The concentrations of Al, Zn, Pb, and REE in the resulting water filtrate following the application of this agent proved to be well above those in the original sample. Such elevated contents of elements in the filtrate that resulted from the experiment are attributable to the elemental composition of the agent itself (Table 1). It should also be noted that the desorption of specified elements occurs at pH < 7. Additionally, unlike other HM ions and TEs, for Pb²⁺ ions in the acidic medium, the sorption capacity of HA ions barely depends on pH [40].

5. Conclusions

“Superhumate” demonstrates a high sorbing efficiency at the level of 60–95% when applied under dynamic conditions with a natural pH of 6.5; for REEs, this index reaches 98%. The agent’s higher sorption capacity should be noted with respect to such TMs as Sr, Mo, U, and Zn.

Estimated results regarding the dynamics of variations in organically bound carbon in the water point to the interrelation between water pH and agent solubility. The findings obtained based on simulated solutions at pH = 1.7 show that the agent does not sorb Cd, Cu, Pb, and Zn. The agent’s throughput in vitro directly depends on the diameter of the chromatographic column (sorbent location).
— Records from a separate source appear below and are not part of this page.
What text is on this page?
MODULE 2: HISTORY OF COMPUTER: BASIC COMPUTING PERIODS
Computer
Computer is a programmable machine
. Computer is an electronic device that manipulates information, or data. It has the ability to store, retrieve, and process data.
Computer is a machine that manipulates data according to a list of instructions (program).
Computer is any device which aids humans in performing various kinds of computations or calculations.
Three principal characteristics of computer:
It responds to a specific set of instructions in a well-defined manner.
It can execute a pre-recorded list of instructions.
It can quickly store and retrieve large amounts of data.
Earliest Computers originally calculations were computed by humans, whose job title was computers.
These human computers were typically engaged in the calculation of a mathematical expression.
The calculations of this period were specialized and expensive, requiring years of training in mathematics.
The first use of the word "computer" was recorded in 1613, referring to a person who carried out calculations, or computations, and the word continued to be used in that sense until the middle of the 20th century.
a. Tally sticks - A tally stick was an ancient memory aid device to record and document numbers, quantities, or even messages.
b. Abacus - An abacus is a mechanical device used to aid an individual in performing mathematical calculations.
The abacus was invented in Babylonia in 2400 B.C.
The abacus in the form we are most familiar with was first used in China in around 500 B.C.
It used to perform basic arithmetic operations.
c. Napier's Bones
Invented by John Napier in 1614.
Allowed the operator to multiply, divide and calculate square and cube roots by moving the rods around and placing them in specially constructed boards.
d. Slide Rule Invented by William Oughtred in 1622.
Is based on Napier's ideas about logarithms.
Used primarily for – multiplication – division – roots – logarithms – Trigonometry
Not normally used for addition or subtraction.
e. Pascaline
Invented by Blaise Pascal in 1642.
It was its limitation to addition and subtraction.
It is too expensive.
In summary, this sorbent can be used in sorbing TEs and TMs to remediate STS lands for the benefit of the national economy. Sorption of metals by ICS-3A under field conditions can be carried out in columns with liquid flow or filters. A column with a certain diameter and height can be loaded with a sorbent of a given mass through which contaminated water will pass. The sorbent demonstrates high sorption capacity with respect to TEs and TMs from surface water streams of tunnels at the Degelen site of the STS. It should also be noted that the ICS-3A agent is of natural origin and not environmentally toxic.